In December 2020, I decided that I would take part in Veganuary. Prompted partly by reading Rich Rolls book “Finding Ultra” and “The Game Changers” on Netflix was determined to prove to myself I could manage it and if it lived up to all the hype. After much research, and signing up to the official Veganuary website, I was excited to get going.
Before I start, it’s important to mention that I’m by no means a cook. I don’t enjoy it and I’m not particularly good at it. Alex explained that she had little to no interest in becoming vegan and that I would be “going it alone”. I started this journey as a through and through meat eater. I love burgers and partial to a cheeky Nandos and my Christmas dinner consisted of no less than 5 types of meat (I’m including pigs in blankets as 2)
Veganuary was fast becoming a bigger undertaking than I imagined and it hadn’t even reached January 1st.
Armed with the The No Meat Athlete Cookbook (a very welcome Christmas to present) and some government enforced spare time (thanks BoJo), I set about trying to remove all meat and animal derived foods from my diet.
This blogpost aims to explore the good, the bad and the ugly. I’ll let you know what I found easy and where the biggest challenges were.
Meal planning was step number one on my vegan journey. I set out with the ambition of not only going vegan but trying to eat whole foods. I quickly learned that this was a step too far for me, certainly as a first attempt, and I readjusted my goals.

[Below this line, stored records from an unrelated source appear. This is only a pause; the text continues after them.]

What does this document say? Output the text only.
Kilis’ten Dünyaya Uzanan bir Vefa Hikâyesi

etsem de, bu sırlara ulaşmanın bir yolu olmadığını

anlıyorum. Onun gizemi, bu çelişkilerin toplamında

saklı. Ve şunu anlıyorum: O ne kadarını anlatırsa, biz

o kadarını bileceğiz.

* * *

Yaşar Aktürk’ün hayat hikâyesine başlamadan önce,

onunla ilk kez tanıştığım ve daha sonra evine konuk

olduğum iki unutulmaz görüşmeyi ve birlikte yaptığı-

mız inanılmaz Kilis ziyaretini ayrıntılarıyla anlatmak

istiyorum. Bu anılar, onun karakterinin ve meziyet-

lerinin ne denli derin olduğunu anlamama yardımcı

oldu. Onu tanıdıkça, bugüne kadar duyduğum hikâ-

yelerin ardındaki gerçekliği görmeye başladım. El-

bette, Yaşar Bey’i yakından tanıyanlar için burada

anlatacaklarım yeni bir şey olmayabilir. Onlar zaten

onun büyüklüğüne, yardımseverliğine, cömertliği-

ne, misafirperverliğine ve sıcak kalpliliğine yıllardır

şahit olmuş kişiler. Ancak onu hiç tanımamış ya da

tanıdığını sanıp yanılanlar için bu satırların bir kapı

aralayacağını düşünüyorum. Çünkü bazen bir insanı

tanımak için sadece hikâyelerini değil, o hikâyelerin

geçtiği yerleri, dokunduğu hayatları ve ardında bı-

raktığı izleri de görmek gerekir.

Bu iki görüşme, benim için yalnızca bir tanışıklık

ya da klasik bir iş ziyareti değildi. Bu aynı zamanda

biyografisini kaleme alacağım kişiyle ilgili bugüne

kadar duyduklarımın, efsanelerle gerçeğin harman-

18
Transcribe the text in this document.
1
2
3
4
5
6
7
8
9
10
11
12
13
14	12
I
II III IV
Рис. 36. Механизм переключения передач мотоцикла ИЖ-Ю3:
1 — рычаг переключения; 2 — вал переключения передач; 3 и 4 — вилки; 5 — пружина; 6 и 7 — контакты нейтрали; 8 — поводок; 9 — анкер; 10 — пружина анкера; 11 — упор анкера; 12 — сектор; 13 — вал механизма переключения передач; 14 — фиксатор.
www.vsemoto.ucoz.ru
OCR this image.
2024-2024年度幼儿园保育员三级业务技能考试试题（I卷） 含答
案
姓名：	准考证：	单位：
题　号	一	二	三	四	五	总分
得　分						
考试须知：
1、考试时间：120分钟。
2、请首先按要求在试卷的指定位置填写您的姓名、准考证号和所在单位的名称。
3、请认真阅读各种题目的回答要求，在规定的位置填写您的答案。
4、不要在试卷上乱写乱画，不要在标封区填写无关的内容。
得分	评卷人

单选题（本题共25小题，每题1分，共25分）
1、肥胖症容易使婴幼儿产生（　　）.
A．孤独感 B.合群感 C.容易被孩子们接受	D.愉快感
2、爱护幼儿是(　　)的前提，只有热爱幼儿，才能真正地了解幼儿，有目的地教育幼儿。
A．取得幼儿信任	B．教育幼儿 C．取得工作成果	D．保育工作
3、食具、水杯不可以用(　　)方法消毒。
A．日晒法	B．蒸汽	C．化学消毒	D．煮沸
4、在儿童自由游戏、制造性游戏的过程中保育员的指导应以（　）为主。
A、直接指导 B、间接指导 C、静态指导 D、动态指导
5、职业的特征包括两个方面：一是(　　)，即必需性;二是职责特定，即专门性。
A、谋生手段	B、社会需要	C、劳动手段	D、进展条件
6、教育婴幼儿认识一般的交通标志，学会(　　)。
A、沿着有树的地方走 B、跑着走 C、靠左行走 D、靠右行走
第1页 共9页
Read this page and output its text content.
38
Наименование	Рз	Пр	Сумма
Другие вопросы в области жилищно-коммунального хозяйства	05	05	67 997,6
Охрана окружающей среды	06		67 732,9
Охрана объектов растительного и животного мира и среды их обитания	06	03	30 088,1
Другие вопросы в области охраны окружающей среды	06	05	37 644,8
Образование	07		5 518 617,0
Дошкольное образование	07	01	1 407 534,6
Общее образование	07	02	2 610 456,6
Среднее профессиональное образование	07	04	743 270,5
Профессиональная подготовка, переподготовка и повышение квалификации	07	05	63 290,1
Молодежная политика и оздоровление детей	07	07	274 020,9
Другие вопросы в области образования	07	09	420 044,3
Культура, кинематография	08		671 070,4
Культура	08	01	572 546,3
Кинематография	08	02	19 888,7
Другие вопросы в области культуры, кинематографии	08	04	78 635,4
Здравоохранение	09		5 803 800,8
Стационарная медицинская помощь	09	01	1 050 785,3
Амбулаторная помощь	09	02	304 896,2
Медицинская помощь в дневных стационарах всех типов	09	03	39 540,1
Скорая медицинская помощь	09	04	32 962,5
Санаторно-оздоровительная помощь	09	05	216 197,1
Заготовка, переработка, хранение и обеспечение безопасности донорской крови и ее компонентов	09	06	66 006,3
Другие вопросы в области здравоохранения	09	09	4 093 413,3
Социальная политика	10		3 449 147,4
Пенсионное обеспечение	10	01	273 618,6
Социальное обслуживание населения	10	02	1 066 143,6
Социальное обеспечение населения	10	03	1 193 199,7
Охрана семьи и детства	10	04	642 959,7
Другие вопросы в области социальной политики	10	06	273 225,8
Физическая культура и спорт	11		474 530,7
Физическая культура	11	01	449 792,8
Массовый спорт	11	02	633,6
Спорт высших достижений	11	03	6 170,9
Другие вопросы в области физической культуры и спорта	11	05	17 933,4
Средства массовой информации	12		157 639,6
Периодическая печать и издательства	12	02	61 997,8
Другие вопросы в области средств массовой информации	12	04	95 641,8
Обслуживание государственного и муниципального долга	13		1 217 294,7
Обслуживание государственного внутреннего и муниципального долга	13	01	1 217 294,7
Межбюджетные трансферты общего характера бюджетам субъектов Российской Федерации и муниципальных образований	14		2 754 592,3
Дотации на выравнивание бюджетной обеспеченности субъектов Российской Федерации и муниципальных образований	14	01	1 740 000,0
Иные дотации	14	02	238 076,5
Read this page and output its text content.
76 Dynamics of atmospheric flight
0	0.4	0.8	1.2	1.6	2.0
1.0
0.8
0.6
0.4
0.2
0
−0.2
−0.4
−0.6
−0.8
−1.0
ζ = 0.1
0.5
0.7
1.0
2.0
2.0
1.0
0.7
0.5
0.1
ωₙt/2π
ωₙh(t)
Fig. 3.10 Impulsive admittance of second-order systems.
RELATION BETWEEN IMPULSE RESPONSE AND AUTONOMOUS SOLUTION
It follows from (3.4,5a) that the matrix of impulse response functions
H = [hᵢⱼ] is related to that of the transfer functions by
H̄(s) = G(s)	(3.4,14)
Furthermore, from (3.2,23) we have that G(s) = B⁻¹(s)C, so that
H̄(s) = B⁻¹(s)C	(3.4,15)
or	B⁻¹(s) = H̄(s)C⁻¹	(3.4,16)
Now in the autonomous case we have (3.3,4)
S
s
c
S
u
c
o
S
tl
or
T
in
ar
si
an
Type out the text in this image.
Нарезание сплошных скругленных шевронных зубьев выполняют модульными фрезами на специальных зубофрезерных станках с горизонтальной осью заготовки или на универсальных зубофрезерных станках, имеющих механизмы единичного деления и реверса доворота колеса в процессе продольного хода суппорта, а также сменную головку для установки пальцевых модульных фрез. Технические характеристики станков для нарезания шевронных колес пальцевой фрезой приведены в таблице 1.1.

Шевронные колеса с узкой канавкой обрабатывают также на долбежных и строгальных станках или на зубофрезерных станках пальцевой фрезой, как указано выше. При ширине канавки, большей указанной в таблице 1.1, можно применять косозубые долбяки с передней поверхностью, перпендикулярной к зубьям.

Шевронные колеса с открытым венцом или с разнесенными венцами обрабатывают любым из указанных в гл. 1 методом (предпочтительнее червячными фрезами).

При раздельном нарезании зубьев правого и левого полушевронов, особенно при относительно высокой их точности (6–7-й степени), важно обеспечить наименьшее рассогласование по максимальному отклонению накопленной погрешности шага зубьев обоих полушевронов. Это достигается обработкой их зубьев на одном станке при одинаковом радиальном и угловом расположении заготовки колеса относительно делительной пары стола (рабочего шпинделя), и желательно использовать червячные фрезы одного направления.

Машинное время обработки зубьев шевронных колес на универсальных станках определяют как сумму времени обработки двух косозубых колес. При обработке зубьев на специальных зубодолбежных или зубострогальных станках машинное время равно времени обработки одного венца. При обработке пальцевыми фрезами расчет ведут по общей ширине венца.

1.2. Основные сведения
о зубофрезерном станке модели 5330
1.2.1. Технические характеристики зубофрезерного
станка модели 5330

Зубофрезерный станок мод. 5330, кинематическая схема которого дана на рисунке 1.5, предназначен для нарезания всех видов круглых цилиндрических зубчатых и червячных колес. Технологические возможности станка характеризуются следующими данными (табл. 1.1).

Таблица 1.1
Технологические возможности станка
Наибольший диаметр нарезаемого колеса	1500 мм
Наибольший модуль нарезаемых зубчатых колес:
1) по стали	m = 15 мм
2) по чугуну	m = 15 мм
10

I knew if I was going to make this work, I’d need to get better at meal planning, batch cooking and somehow finding the motivation to cook after a long day at work and a run.
The meals were surprisingly straightforward. From homemade vegan meatballs to plant-based lasagna, I explored the different dishes and made some successful meals. Of course, I also had my fair share of “that needed more spice” and “it didn’t taste of much” meals. Essentially, I managed to eat the things I would usually eat by replaced the meat for lentils or beans.
I have always had a sweet tooth. Something that is directly linked to my weight. Now before I get reminded about “calories in/out and no food is bad food”, I want t point out that I have always very much been a 3 chocolate bars for £1.50 at the petrol station and they have all gone before I pull off the forecourt. My relationship with sweets is a love/hate one. I love eating them but hate how it makes me feel
I was wary of vegan snacks at first. Would they be tasteless? Would they be readily available?
The answer is a mixed bag. Some vegan snacks are delicious. I’m a big fan of the Graze cocoa and vanilla flapjacks and Eat Natural vegan bars. However, I also tried my fair share of blant, stodgy snacks.
In the most part they are pretty easy to pick up. Sainsbury’s and large Tescos seem to be the best. Tesco express, budgens and coop all had a few but not real selection. It’s also worth noting that many are considerably more expensive than normal treats.
So, that’s the basics. Now for my summary. I’ve divide this section into the good, the bad and the ugly.
The Good (Top 3)
- I have dropped about 5kg since going vegan. It has been a steady weight loss without much effort. Losing 5kg in a month is relatively slow for me. When I have been on Slimming World in the past I can lose almost 5kg in a week. This hasn’t felt like I’m missing out and it I certainly haven’t felt hungry.
- My energy levels appear to have increased, although I’m not 100% sure I can put this all down to the vegan diet. Until I the day-to-day hectic nature of my life resumes (which will inevitably coincide with lockdown ending) it will be hard to say for sure.
- My mental wellness has improved. The vegan journey was never about being an “Eco warrior” or “Animal activist” but there is something surprisingly satisfying about knowing that my actions are having a positive impact on the world.
The Bad (Bottom 3)
- Vegan food is still considerably more expensive that non-vegan food. An example of this can be found with milk, where a 1l bottom of Alpro is £180 as opposed to £1 for the equivalent amount of cows milk. This is probably not the most extreme example (Easter eggs, chocolate, cheese) but it does highlight a problem. I can only see the prices becoming more comparable as more people chose “the lifestyle”.
- Although this hasn’t really applied, given my inability to go out, but I could imagine the vegan options when eating out are limited. I did some research on local restaurants and while everywhere did have a vegan option, it was quite often only one. If you eat out a lot like I do, it’s probably something to be mindful of. Definitely important to check the menu before booking.
- Some of the recipes are bland! Not just a little blank but extremely bland. I know that’s a case of seasoning but for a novice chef like me, I’d like to have had more default recipes with strong flavours.
There are no two ways about it. Veganism, or at least the transition to veganism, is a real shock to the system. Without going into too much detail, the aroma is extremely unpleasant for the first couple of weeks. Be prepared!
I have found the transition to veganism far easier than I would every have imagined. It has been straightforward and I’ve enjoyed trying new foods and, dare I say it, doing all my own cooking.
Would I recommend veganism? Well let’s put it this way, as I write this review I’m currently on week 2 of Vegebuary (see what I did there). I won’t be going back to animal products in my diet anytime soon… although the summer BBQ season is definitely going to test my resolve.